Spring Birding in Central and Northern Spain Apr 25—May 11, 2009
While it is exciting to be in birding areas where the list is huge and there are always new birds to find, it is also very satisfying to lead a tour where you can say, "Okay, we've seen just about every bird species possible—from the commonplace to the specialties—and now we can relax and take time out for other interests." So it was with my 16th Spain tour. Alberto, my Spanish co-leader on every one of those 16 tours, had one or two new suggestions and inside information about where the more scarce and sought-after birds might be. This, along with a tried and tested itinerary, and a vast experience of exactly where we might find our birds and which species to prioritize at any given time, allowed us a fairly clean sweep of almost all the hoped-for birds—with time to spare. In fact, we recorded 217 species, 212 of them seen. A total of 22 raptor species and 15 warbler species was exceptionally good.
Our delightful and appreciative group found it difficult to decide which areas we visited and which of the spectacular birds we saw were their favorites. The Monfrague area is perhaps the most classically Spanish, with its wonderful variety of cork oak dehesas, gorse and box-clad hillsides, ancient hilltop towns such as Trujillo, and more rugged areas of rock and stone. It holds so many special birds, all seen quite well. The gathering of 60 or more Great Bustards was memorable as they stood grouped on the skyline. The babbling loose groups of Azure-winged Magpies and mating Black-shouldered Kites in the dehesas were classic "Extramadura." An adult Eurasian Eagle-Owl in perfect composition on a cliff ledge with two large fluffy chicks was picture-postcard perfect, and the endemic Spanish Eagle put on an excellent display this year.
The Ebro is much more brash with its vast rice fields, but these, the coast, and remnant wetlands provided perhaps the biggest bird spectacle of waterbirds, ducks, herons, gulls, and shorebirds of the tour—with the localized Audouin's Gull at the top of a star cast including many summer-plumaged Arctic shorebirds such as Curlew Sandpiper and Temminck's Stint. The Spanish steppes, in the cool dawn redolent with the fragrance of crushed herbs as the sun cast orange and ochre patterns on the mesas, as we stood quietly listening and looking for the elusive and enigmatic Dupont's Lark, must surely be high up there on the scale. But this area in particular is a sad reminder of our ravages against scarce habitats that seem "unimportant" to non-naturalists—a declining, fragmented habitat destroyed by conversion into unneeded cereal fields.
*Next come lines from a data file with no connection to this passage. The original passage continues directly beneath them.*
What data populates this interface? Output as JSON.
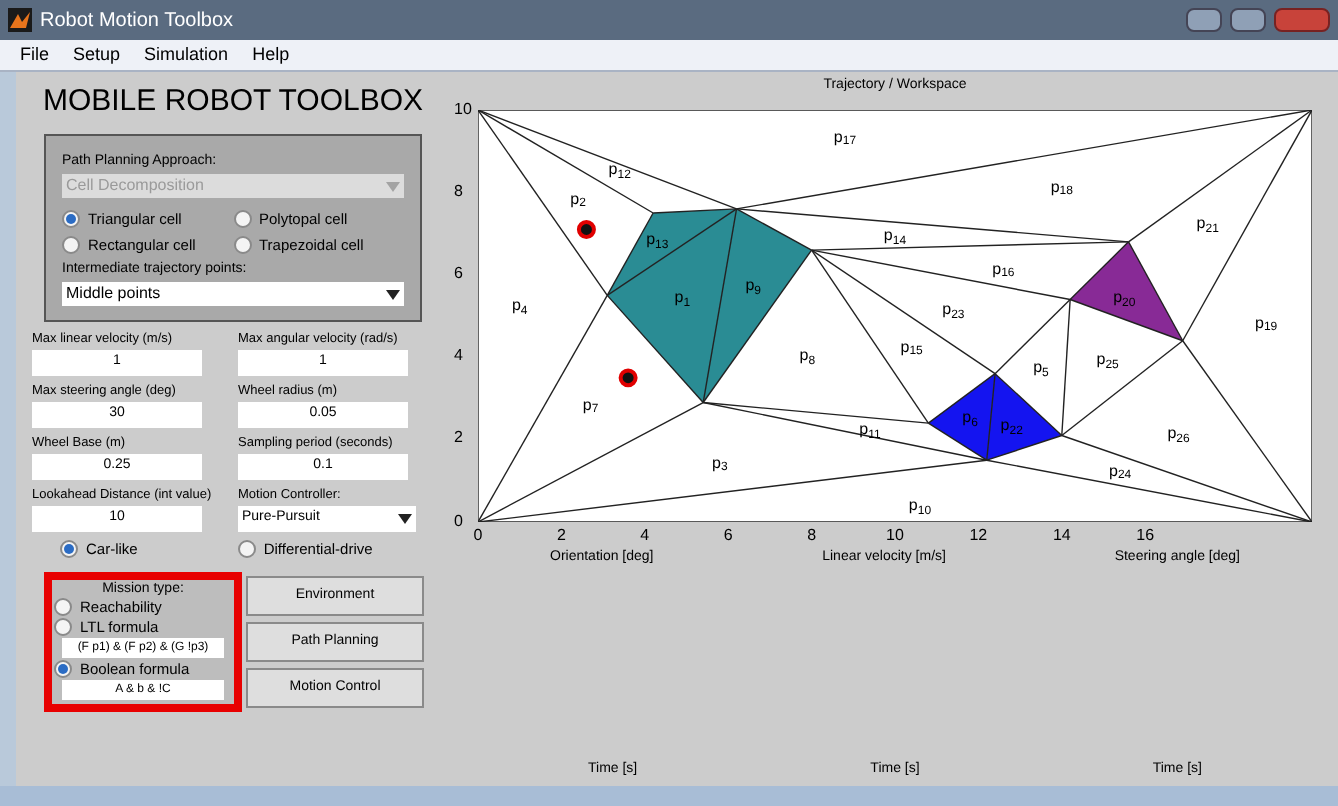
{
  "window": {
    "title": "Robot Motion Toolbox"
  },
  "menu": [
    "File",
    "Setup",
    "Simulation",
    "Help"
  ],
  "heading": "MOBILE ROBOT TOOLBOX",
  "path_planning": {
    "label": "Path Planning Approach:",
    "method": {
      "value": "Cell Decomposition",
      "disabled": true
    },
    "cell_types": [
      {
        "label": "Triangular cell",
        "selected": true
      },
      {
        "label": "Polytopal cell",
        "selected": false
      },
      {
        "label": "Rectangular cell",
        "selected": false
      },
      {
        "label": "Trapezoidal cell",
        "selected": false
      }
    ],
    "intermediate": {
      "label": "Intermediate trajectory points:",
      "value": "Middle points"
    }
  },
  "params": [
    {
      "kind": "field",
      "label": "Max linear velocity (m/s)",
      "value": "1"
    },
    {
      "kind": "field",
      "label": "Max angular velocity (rad/s)",
      "value": "1"
    },
    {
      "kind": "field",
      "label": "Max steering angle (deg)",
      "value": "30"
    },
    {
      "kind": "field",
      "label": "Wheel radius (m)",
      "value": "0.05"
    },
    {
      "kind": "field",
      "label": "Wheel Base (m)",
      "value": "0.25"
    },
    {
      "kind": "field",
      "label": "Sampling period (seconds)",
      "value": "0.1"
    },
    {
      "kind": "field",
      "label": "Lookahead Distance (int value)",
      "value": "10"
    },
    {
      "kind": "select",
      "label": "Motion Controller:",
      "value": "Pure-Pursuit"
    }
  ],
  "drive_types": [
    {
      "label": "Car-like",
      "selected": true
    },
    {
      "label": "Differential-drive",
      "selected": false
    }
  ],
  "mission": {
    "title": "Mission type:",
    "options": [
      {
        "label": "Reachability",
        "selected": false
      },
      {
        "label": "LTL formula",
        "selected": false,
        "formula": "(F p1) & (F p2) & (G !p3)"
      },
      {
        "label": "Boolean formula",
        "selected": true,
        "formula": "A & b & !C"
      }
    ]
  },
  "actions": [
    "Environment",
    "Path Planning",
    "Motion Control"
  ],
  "plot": {
    "title": "Trajectory / Workspace",
    "yticks": [
      "10",
      "8",
      "6",
      "4",
      "2",
      "0"
    ],
    "xticks": [
      "0",
      "2",
      "4",
      "6",
      "8",
      "10",
      "12",
      "14",
      "16"
    ],
    "regions": [
      {
        "label": "p$_{17}$"
      },
      {
        "label": "p$_{12}$"
      },
      {
        "label": "p$_{2}$"
      },
      {
        "label": "p$_{18}$"
      },
      {
        "label": "p$_{13}$",
        "color": "#2a8c94"
      },
      {
        "label": "p$_{14}$"
      },
      {
        "label": "p$_{21}$"
      },
      {
        "label": "p$_{16}$"
      },
      {
        "label": "p$_{1}$",
        "color": "#2a8c94"
      },
      {
        "label": "p$_{9}$",
        "color": "#2a8c94"
      },
      {
        "label": "p$_{20}$",
        "color": "#882a96"
      },
      {
        "label": "p$_{4}$"
      },
      {
        "label": "p$_{23}$"
      },
      {
        "label": "p$_{19}$"
      },
      {
        "label": "p$_{15}$"
      },
      {
        "label": "p$_{8}$"
      },
      {
        "label": "p$_{5}$"
      },
      {
        "label": "p$_{25}$"
      },
      {
        "label": "p$_{7}$"
      },
      {
        "label": "p$_{6}$",
        "color": "#1414f0"
      },
      {
        "label": "p$_{22}$",
        "color": "#1414f0"
      },
      {
        "label": "p$_{11}$"
      },
      {
        "label": "p$_{26}$"
      },
      {
        "label": "p$_{3}$"
      },
      {
        "label": "p$_{24}$"
      },
      {
        "label": "p$_{10}$"
      }
    ],
    "axis_labels": [
      "Orientation [deg]",
      "Linear velocity [m/s]",
      "Steering angle [deg]"
    ],
    "time_labels": [
      "Time [s]",
      "Time [s]",
      "Time [s]"
    ]
  }
}
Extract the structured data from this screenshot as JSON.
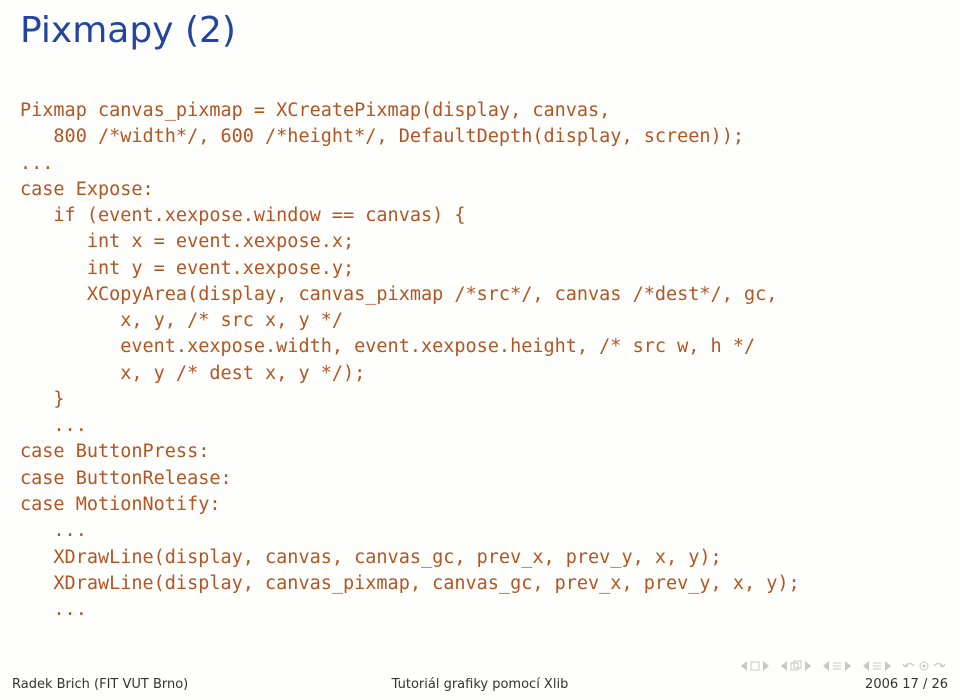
{
  "title": "Pixmapy (2)",
  "code": "Pixmap canvas_pixmap = XCreatePixmap(display, canvas,\n   800 /*width*/, 600 /*height*/, DefaultDepth(display, screen));\n...\ncase Expose:\n   if (event.xexpose.window == canvas) {\n      int x = event.xexpose.x;\n      int y = event.xexpose.y;\n      XCopyArea(display, canvas_pixmap /*src*/, canvas /*dest*/, gc,\n         x, y, /* src x, y */\n         event.xexpose.width, event.xexpose.height, /* src w, h */\n         x, y /* dest x, y */);\n   }\n   ...\ncase ButtonPress:\ncase ButtonRelease:\ncase MotionNotify:\n   ...\n   XDrawLine(display, canvas, canvas_gc, prev_x, prev_y, x, y);\n   XDrawLine(display, canvas_pixmap, canvas_gc, prev_x, prev_y, x, y);\n   ...",
  "footer": {
    "author": "Radek Brich (FIT VUT Brno)",
    "center": "Tutoriál grafiky pomocí Xlib",
    "right": "2006     17 / 26"
  }
}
The Pyrenees are of course the best-known and most obvious natural feature, and never fail to impress. This year the snow cover was more than usual, providing an even more impressive backdrop of snow-clad mountain peaks above the thick forests and extraordinary deep red sandstone gorges of the pre-Pyrenean ranges. The birding here was as good as ever, with most of the classic Pyrenean birds showing up exceptionally well: Black Woodpecker, Lammergeier, Alpine Accentor, Ring Ouzel, Yellow-billed Chough, and all those subtly different warblers—subtle in their plumage differences, song pitches, and preferred habitats. Of course, the number one wanted bird for many will always be the Wallcreeper. We worked hard for it this year, but eventually had stunning looks at a pair cavorting and dazzling us with their crimson wing flashes in the awesome and aptly named "Boca del Infierno."
All this with some great food and great accommodations in such wonderfully rich and historic settings, amidst fields of brilliant glowing red poppies, and with time to enjoy both the birds, their environment, and a few bits of history along the way, such as the ancient monastery at San Juan de la Pena, the clifftop church of Alquezar, and the more recent and sobering site of the Spanish Civil War at Belchite.